In legal literature and politics, it is disputed whether and when legal tech contract generators violate the RDG. The Hanseatic Bar Association saw in the offer “smartlaw” of this provider the prototype of a product contrary to the RDG: the seekers are sold services for relatively small money, which the contract generator cannot offer at all; nevertheless, this service is presented in the advertising of the provider as a (better and cheaper) alternative to legal advice.
There is good reason why the RDG reserves the right to “act in specific foreign matters as soon as it requires a legal examination of the individual case”. Such a legal examination in individual cases is particularly necessary when compiling contractual rights and obligations in the context of contracts to be concluded. When drafting legally secure and interest-appropriate contracts, it is usually necessary, in cooperation with the client, to clarify the relevant facts and to examine whether the questions raised by the client on the drafting of the contract really make the most of it. This cannot be provided by a computer that asks different questions about the desired contract design in a question-and-answer system and then provides a contract compiled taking into account the answers. It cannot, in fact, question the value and veracity of the user’s answers, nor can he assess whether questions offered are not being asked in the interests of the user. In the decisive case, it was common ground that the computer did not have ‘artificial intelligence’ in that product, whatever that may be.

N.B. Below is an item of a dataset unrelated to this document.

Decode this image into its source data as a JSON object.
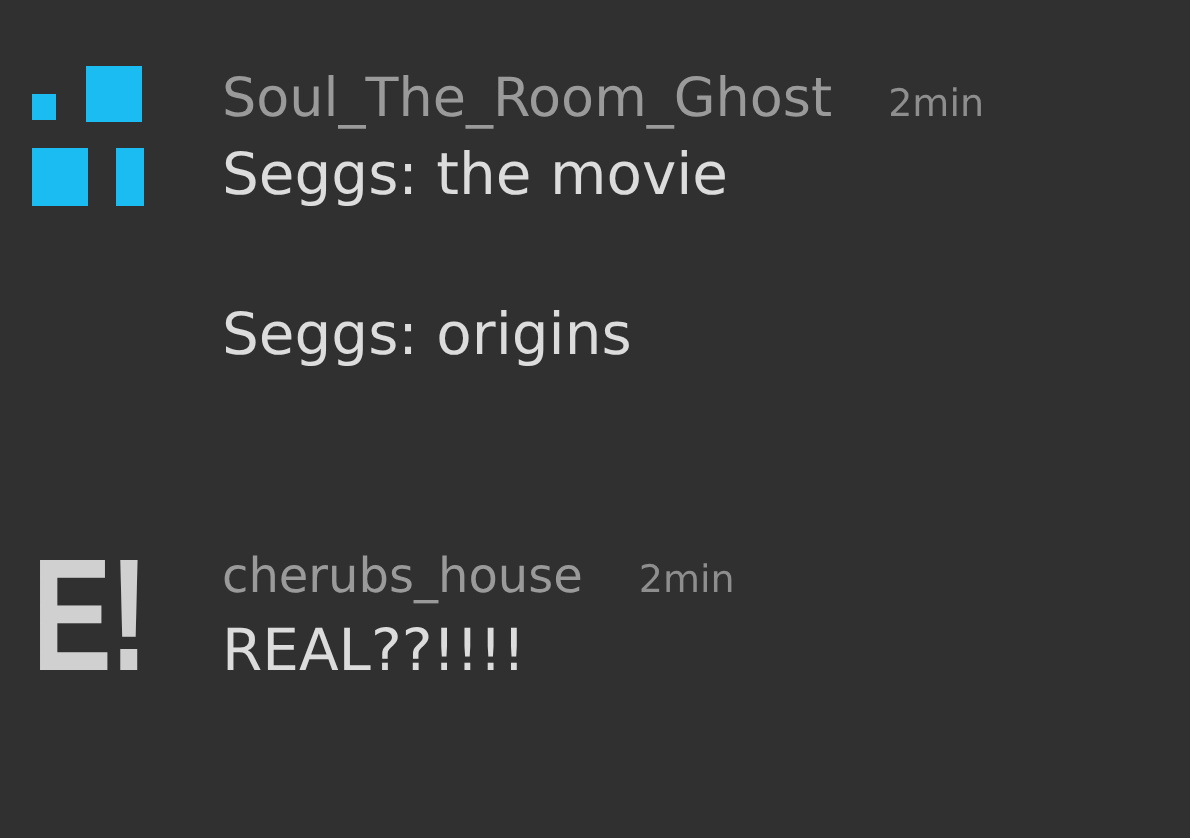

Therefore, as the Regional Court of Cologne now judges, such a “contract generator” must not be operated by companies that are not admitted to the bar or otherwise legitimate under the RDG. This also applies if the company writes in the GTC that it does not provide legal advice, but (only) a publishing product; for the clientele does not understand that it merely compiles its contract on its own on the basis of sample collections.
The judgment of the LG Köln also prohibited, as misleading, that the company states in the advertisement for the contract generator that it provides “legally secure contracts of legal quality” or “more individual and secure than any submission and cheaper than a lawyer”. This indicates that we are getting a similar quality of legal services as in the case of the legal profession, which is not right.